Prosegue il processo contro Sabrina Misseri, principale indiziata per l’omicidio della cugina Sarah Scazzi, e nel frattempo nuove verità vengono a galla dai verbali non più secretati.

A far luce sul ruolo di Cosima Serrano nell’omicidio della nipote ci pensa TGCOM24. Il canale di news di casa Mediaset ha redatto un breve servizio basandosi sui verbali depositati alla Procura di Taranto.

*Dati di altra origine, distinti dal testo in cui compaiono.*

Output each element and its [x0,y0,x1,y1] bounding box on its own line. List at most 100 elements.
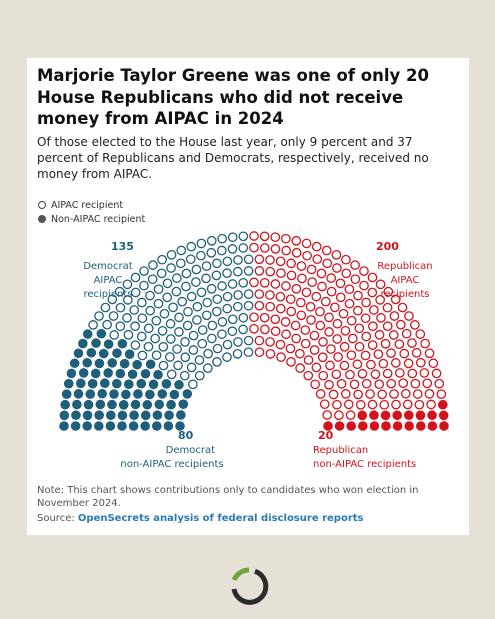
seat [130,272,141,283]
seat [186,291,197,302]
seat [143,323,154,334]
seat [436,389,447,400]
seat [232,266,243,277]
seat [98,348,109,359]
seat [352,305,363,316]
seat [157,254,167,265]
seat [276,268,286,279]
seat [259,231,270,242]
seat [206,235,217,246]
seat [122,279,133,290]
seat [265,266,276,277]
seat [87,378,98,389]
seat [260,324,270,335]
seat [82,357,92,368]
seat [275,256,286,267]
seat [192,301,203,312]
seat [370,369,381,380]
seat [402,399,413,410]
seat [156,268,167,279]
seat [95,399,106,410]
seat [270,314,281,325]
seat [145,305,156,316]
seat [94,421,104,431]
seat [118,400,129,410]
seat [211,306,222,317]
seat [291,333,302,344]
seat [157,389,168,399]
seat [322,410,333,420]
seat [303,370,314,381]
seat [290,320,301,331]
seat [162,278,173,289]
seat [334,410,344,421]
source-link[interactable]: OpenSecrets analysis of federal disclosu… [77,513,364,524]
seat [211,270,222,281]
seat [374,329,385,340]
seat [139,280,149,291]
seat [249,312,259,323]
seat [310,379,320,390]
seat [148,260,158,270]
seat [173,360,183,371]
seat [325,360,335,371]
seat [73,348,84,359]
seat [196,250,206,261]
seat [107,358,118,368]
seat [152,410,163,420]
seat [330,302,340,313]
seat [161,379,172,389]
seat [243,254,254,265]
seat [286,258,296,269]
seat [232,349,243,359]
seat [326,273,336,283]
seat [334,421,345,431]
seat [374,379,385,390]
seat [117,338,128,349]
seat [410,320,420,330]
seat [301,287,312,298]
seat [426,399,436,410]
seat [137,297,147,308]
seat [399,348,410,359]
seat [166,263,176,273]
seat [428,358,439,369]
seat [186,362,197,373]
seat [389,311,400,321]
seat [321,245,332,256]
seat [424,348,435,359]
seat [217,281,227,291]
seat [265,290,275,300]
seat [326,344,336,354]
dem-aipac-label-line2: AIPAC [93,275,123,286]
rep-non-aipac-label-line2: non-AIPAC recipients [313,459,417,470]
seat [347,333,358,344]
seat [404,311,414,321]
seat [227,279,238,289]
seat [312,254,323,265]
seat [121,389,131,400]
seat [106,410,116,421]
seat [177,296,188,307]
seat [188,379,198,390]
seat [94,311,104,321]
seat [175,258,186,269]
seat [322,258,333,269]
seat [203,363,213,373]
seat [383,286,394,297]
seat [103,339,114,349]
seat [352,359,363,370]
seat [72,399,82,410]
seat [216,245,227,256]
seat [368,305,379,315]
seat [174,312,184,323]
seat [249,277,259,288]
seat [182,320,193,331]
seat [186,241,197,252]
seat [243,300,254,311]
seat [357,368,368,379]
seat [270,244,281,254]
seat [386,348,396,358]
seat [202,297,213,308]
seat [158,341,169,352]
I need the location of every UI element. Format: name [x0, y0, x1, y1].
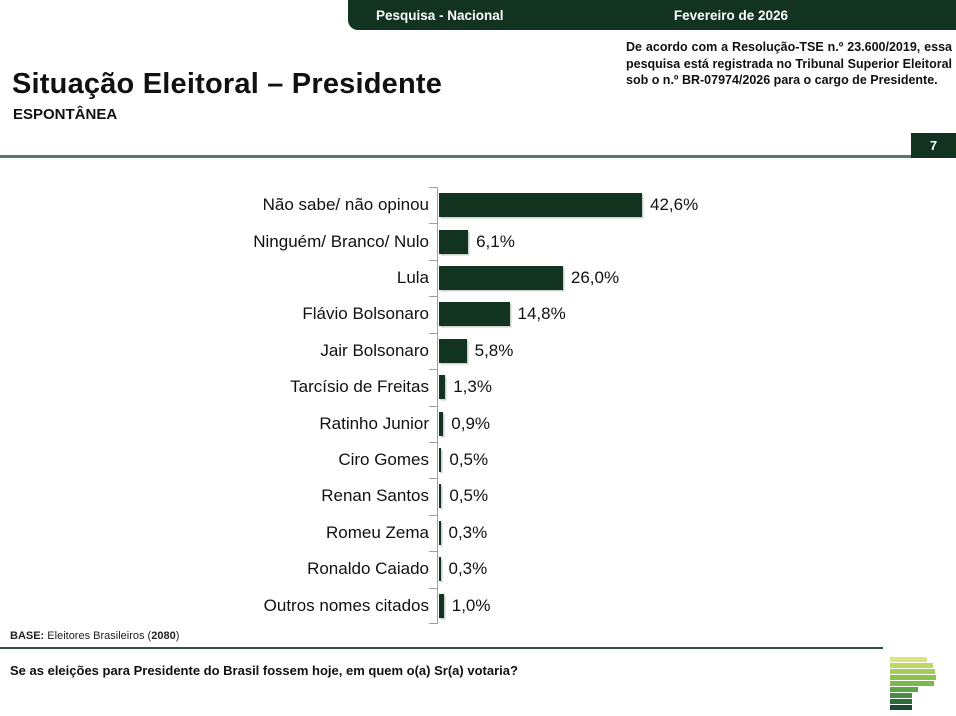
logo-bar — [890, 657, 927, 662]
bar — [439, 302, 510, 327]
category-label: Ciro Gomes — [338, 450, 429, 470]
category-label: Não sabe/ não opinou — [262, 195, 429, 215]
axis-tick — [429, 588, 437, 589]
chart-rows: Não sabe/ não opinou 42,6% Ninguém/ Branco… — [0, 187, 956, 624]
axis-tick — [429, 369, 437, 370]
chart-row: Jair Bolsonaro 5,8% — [0, 333, 956, 369]
category-label: Lula — [396, 268, 429, 288]
category-label: Renan Santos — [321, 486, 429, 506]
base-note-middle: Eleitores Brasileiros ( — [44, 630, 152, 642]
axis-tick — [429, 187, 437, 188]
bar — [439, 484, 442, 509]
value-label: 0,3% — [448, 559, 488, 579]
value-label: 0,3% — [448, 522, 488, 542]
value-label: 0,5% — [449, 486, 489, 506]
axis-tick — [429, 515, 437, 516]
bar — [439, 520, 441, 545]
page-title: Situação Eleitoral – Presidente — [12, 68, 443, 100]
bar — [439, 229, 469, 254]
value-label: 1,0% — [451, 595, 491, 615]
bar — [439, 193, 642, 218]
logo-bar — [890, 705, 912, 710]
axis-tick — [429, 406, 437, 407]
logo-bar — [890, 681, 934, 686]
chart-row: Lula 26,0% — [0, 260, 956, 296]
bottom-divider — [0, 647, 883, 649]
value-label: 42,6% — [650, 195, 699, 215]
bar — [439, 593, 444, 618]
logo-bar — [890, 699, 912, 704]
category-label: Ratinho Junior — [319, 413, 429, 433]
base-note: BASE: Eleitores Brasileiros (2080) — [10, 630, 179, 642]
value-label: 0,9% — [451, 413, 491, 433]
bar — [439, 338, 467, 363]
chart-row: Outros nomes citados 1,0% — [0, 587, 956, 623]
chart-row: Ratinho Junior 0,9% — [0, 405, 956, 441]
value-label: 6,1% — [476, 231, 515, 251]
base-note-sample-size: 2080 — [151, 630, 176, 642]
logo-bar — [890, 675, 936, 680]
category-label: Outros nomes citados — [263, 595, 429, 615]
axis-tick — [429, 442, 437, 443]
chart-row: Ronaldo Caiado 0,3% — [0, 551, 956, 587]
axis-tick — [429, 478, 437, 479]
bar — [439, 375, 446, 400]
category-label: Jair Bolsonaro — [320, 340, 429, 360]
axis-tick — [429, 260, 437, 261]
page-number-badge: 7 — [911, 133, 956, 158]
logo-bar — [890, 687, 918, 692]
regulatory-note: De acordo com a Resolução-TSE n.º 23.600… — [626, 40, 952, 87]
bar-chart: Não sabe/ não opinou 42,6% Ninguém/ Branco… — [0, 187, 956, 624]
header-right-label: Fevereiro de 2026 — [673, 7, 788, 23]
category-label: Ronaldo Caiado — [307, 559, 429, 579]
survey-question: Se as eleições para Presidente do Brasil… — [10, 663, 518, 678]
chart-row: Flávio Bolsonaro 14,8% — [0, 296, 956, 332]
chart-axis — [437, 187, 438, 624]
value-label: 5,8% — [474, 340, 514, 360]
chart-row: Tarcísio de Freitas 1,3% — [0, 369, 956, 405]
axis-tick — [429, 333, 437, 334]
logo-bar — [890, 669, 935, 674]
axis-tick — [429, 623, 437, 624]
chart-row: Romeu Zema 0,3% — [0, 515, 956, 551]
value-label: 26,0% — [570, 268, 620, 288]
page-subtitle: ESPONTÂNEA — [13, 106, 118, 123]
header-bar: Pesquisa - Nacional Fevereiro de 2026 — [348, 0, 956, 30]
base-note-prefix: BASE: — [10, 630, 45, 642]
chart-row: Renan Santos 0,5% — [0, 478, 956, 514]
chart-row: Ciro Gomes 0,5% — [0, 442, 956, 478]
axis-tick — [429, 551, 437, 552]
top-divider — [0, 155, 956, 158]
category-label: Tarcísio de Freitas — [290, 377, 429, 397]
axis-tick — [429, 223, 437, 224]
bar — [439, 557, 441, 582]
company-logo — [890, 657, 936, 711]
category-label: Flávio Bolsonaro — [302, 304, 429, 324]
value-label: 0,5% — [449, 450, 489, 470]
axis-tick — [429, 296, 437, 297]
base-note-suffix: ) — [175, 630, 180, 642]
header-left-label: Pesquisa - Nacional — [376, 7, 504, 23]
logo-bar — [890, 663, 933, 668]
logo-bar — [890, 693, 912, 698]
bar — [439, 448, 442, 473]
bar — [439, 411, 444, 436]
value-label: 1,3% — [453, 377, 492, 397]
value-label: 14,8% — [517, 304, 566, 324]
chart-row: Não sabe/ não opinou 42,6% — [0, 187, 956, 223]
category-label: Ninguém/ Branco/ Nulo — [253, 231, 429, 251]
bar — [439, 266, 563, 291]
chart-row: Ninguém/ Branco/ Nulo 6,1% — [0, 223, 956, 259]
category-label: Romeu Zema — [326, 522, 429, 542]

Delitto Sarah Scazzi, il ruolo di Cosima Serrano

Siamo in agosto 2010, Sarah Scazzi non torna a casa dopo un pomeriggio a casa Misseri. Inizialmente si pensa che la ragazzina sia solo sparita, non si pensa ad un omicidio, tanto meno il pensiero può volgere ad un omicidio che si è svolto fra mura familiari che Sarah riteneva rassicuranti. Cionostante, poiché Sarah l’ultimo posto dov’è noto sia stata è la casa degli zii, Cosima Serrano viene ascoltata dagli inquirenti come “persona informata dei fatti”. Emerge immediatamente un tentativo di depistaggio da parte della matrona di Avetrana:  Sarah? Potrebbe essere a San Pancrazio, dove va spesso con il padre, oppure non lo so, qualche giovane l’avrà presa.

Il tentativo della zia di Sarah è quello, dopo, di gettare fango su amici del padre della piccola. Secondo Cosima, in dichiarazioni rese ai Carabinieri lo stesso giorno dell’omicidio, il papà di Sarah aveva spesso avuto frequentazioni discutibili, chissà che la piccola non fosse stata oggetto di qualche vendetta?

Ma com’è andata, purtroppo, lo sappiamo tutti. Ora sta ai giudici fare luce sull’accaduto e rinchiudere in una prigione i veri responsabili dell’omicidio.